The world is all about spies like James Bond, but when it comes to female spies, how many names really come to mind? There have been some incredible heroines in espionage – you just haven’t heard of them. Here are the most infamous ones that should be on your radar.
1. Anna Chapman
Russian spy and model Anna Chapman was part of a Russian spy ring, infiltrating the U.S for years while attempting to seduce NSA whistle-blower Edward Snowden. She used her model status to gain access to covert government information and secrets, finally getting arrested in NYC 2019.
2. Ana Montes
Ms. Montes was a spy for the Cuban government and starting working for the US in 1985, with the Defense Intelligence Agency. An expert on everything Cuban, Ana had a photographic memory and memorized documents with ease. She even passed polygraph test for the U.S, but alas was sentenced to 25 years in 2002.
3. Josephine Baker
This one might have you scratching your head. Wasn’t Josephine Baker a dancer and singer in the 1920s? She was also a spy during WWII on behalf of the French Resistance, smuggling messages in her sheet music.
4. Stephanie Rader
Own to Polish immigrants in Ohio, Stephanie Rader joined the Women’s Army Auxiliary Corps in 1942 before being recruited to the Office of Strategic Services. Feigning the identity of a woman searching for lost family members in war, she got a job at the embassy. Undercover, she gathered info on Russian troop movements, political statistics, and the police. All in plain clothing, and with no gun. Badass, much?
5. Nancy Wake
At first glance, Nancy was just your everyday journalist. After marrying rich French industrialist, she joined the ranks of high-society France. A pioneer in the French Resistance, Wake established lines of communication between the French Resistance and British military, saving the lies of Allies along the way. According to some, this Nazi vigilante killed many a German soldier, one even with her bare hands.
6. Melita Norwood
Melita was a secretary at the British Non Ferrous Metals Research Association in the 1930s. Only thing is, the BNF was a cover-up organization for Britain’s nuclear weapons program know as the Tube Alloys project. She identified with the communist values of the Soviets, and hence got involved in the KGB, staying at BNF facilities after hours and removing files from the safes, sending copies to KGB handlers.
7. Noor Inayat Khan
This original baddie was the first British Indian spy, as well as the first female radio operator. Under the code name Madeleine, Noor worked for a residence movement in Paris, avoiding capture with smooth and swift relocation.

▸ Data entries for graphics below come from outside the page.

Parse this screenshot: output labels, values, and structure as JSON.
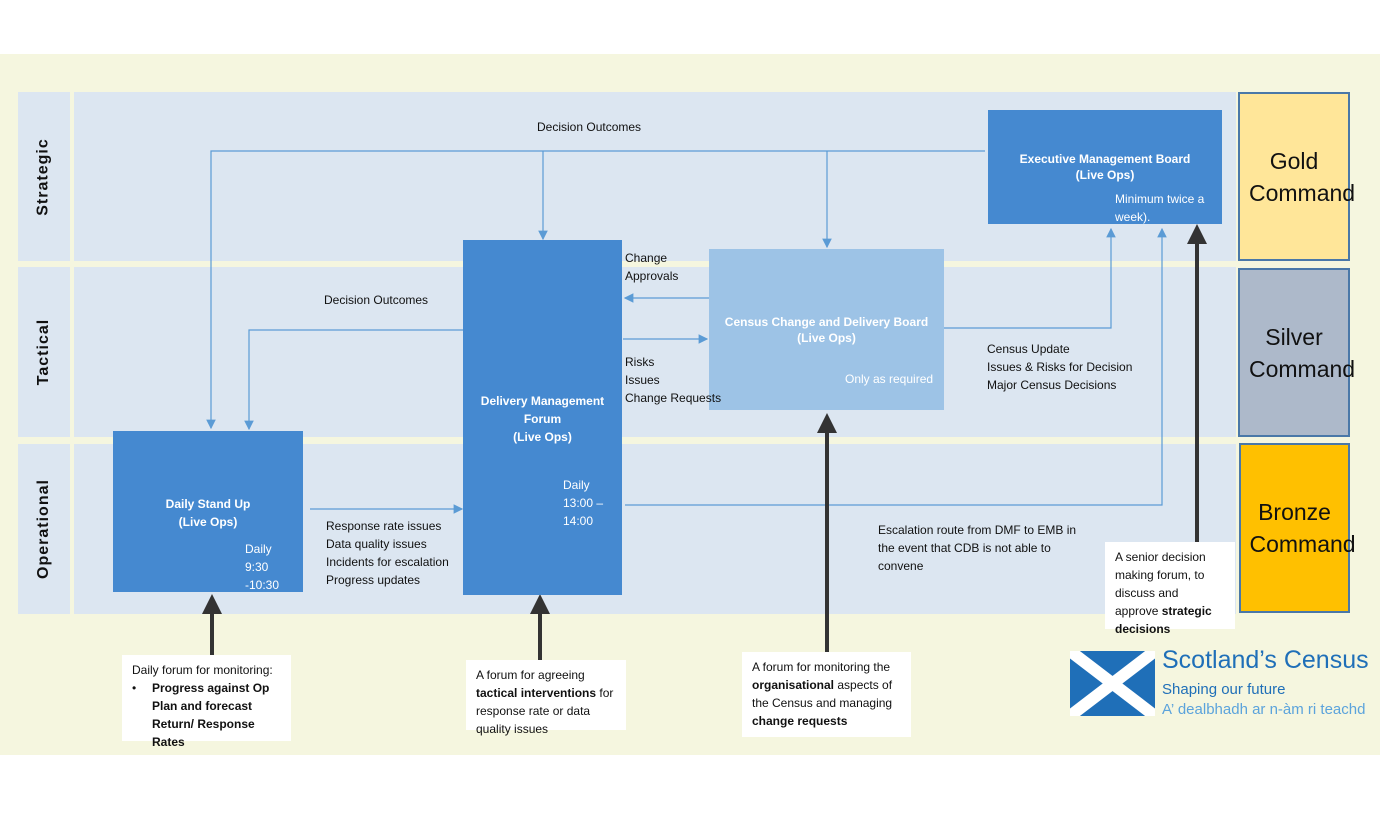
{
  "lanes": {
    "strategic": "Strategic",
    "tactical": "Tactical",
    "operational": "Operational"
  },
  "commands": {
    "gold": "Gold Command",
    "silver": "Silver Command",
    "bronze": "Bronze Command"
  },
  "boxes": {
    "emb": {
      "title": "Executive Management Board",
      "sub": "(Live Ops)",
      "freq": "Minimum twice a week)."
    },
    "ccdb": {
      "title": "Census Change and Delivery Board",
      "sub": "(Live Ops)",
      "freq": "Only as required"
    },
    "dmf": {
      "title": "Delivery Management Forum",
      "sub": "(Live Ops)",
      "freq1": "Daily",
      "freq2": "13:00 –",
      "freq3": "14:00"
    },
    "dsu": {
      "title": "Daily Stand Up",
      "sub": "(Live Ops)",
      "freq1": "Daily",
      "freq2": "9:30 -10:30"
    }
  },
  "labels": {
    "decision_top": "Decision Outcomes",
    "decision_tac": "Decision Outcomes",
    "change_approvals": [
      "Change",
      "Approvals"
    ],
    "risks": [
      "Risks",
      "Issues",
      "Change Requests"
    ],
    "census_update": [
      "Census Update",
      "Issues & Risks for Decision",
      "Major Census Decisions"
    ],
    "dsu_items": [
      "Response rate issues",
      "Data quality issues",
      "Incidents for escalation",
      "Progress updates"
    ],
    "escalation": [
      "Escalation route from DMF to EMB in",
      "the event that CDB is not able to",
      "convene"
    ]
  },
  "callouts": {
    "dsu": {
      "intro": "Daily forum for monitoring:",
      "bullet": "•",
      "bold": "Progress against Op Plan and forecast Return/ Response Rates"
    },
    "dmf": {
      "a": "A forum for agreeing ",
      "b": "tactical interventions",
      "c": " for response rate or data quality issues"
    },
    "ccdb": {
      "a": "A forum for monitoring the ",
      "b": "organisational",
      "c": " aspects of the Census and managing ",
      "d": "change requests"
    },
    "emb": {
      "a": "A senior decision making forum, to discuss and approve ",
      "b": "strategic decisions"
    }
  },
  "logo": {
    "name": "Scotland’s Census",
    "tag1": "Shaping our future",
    "tag2": "A’ dealbhadh ar n-àm ri teachd"
  },
  "colors": {
    "box_dark": "#4589d0",
    "box_light": "#9dc3e6",
    "gold": "#ffe699",
    "silver": "#adb9ca",
    "bronze": "#ffc000",
    "lane": "#dce6f1",
    "brand": "#1f6fb8"
  }
}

When captured by the Gestapo, she refused to give any information, and was eventually tortured to death by Nazi police.
8. Christine Granville
A beauty queen turned spy, Christine Granville was a model before she got involved with World War II. Carrying messages through Poland to Allied forces, Christine risked her life as she saved soldiers from execution and used her beauty and charm as an asset.
9. Mata Hari
An undercover spy with the feigned identity of an exotic Asian dancer is something out of a movie, but it was real life for Miss Hari, who toured Europe performing dancing shows and narrating extravagantly exaggerated stories about her life. She was seductive and convincing, as well as a massager for the Allies’ opposition. She had affairs with high-up military officials and coaxed secrets from them, but was eventually found out by the Allies and killed.
10. Virginia Hall
Virginia was an American spy who was tough as nails. She worked for the CIA, the British Special Operations Executive, and the American Office of Strategic Services during World War II. Leading agents in many scenarios, rescuing war prisoners, and recruiting anti-Nazi spies were all in a day’s work for Ms. Hall. She received the Distinguished Service Cross and was the only woman to do so.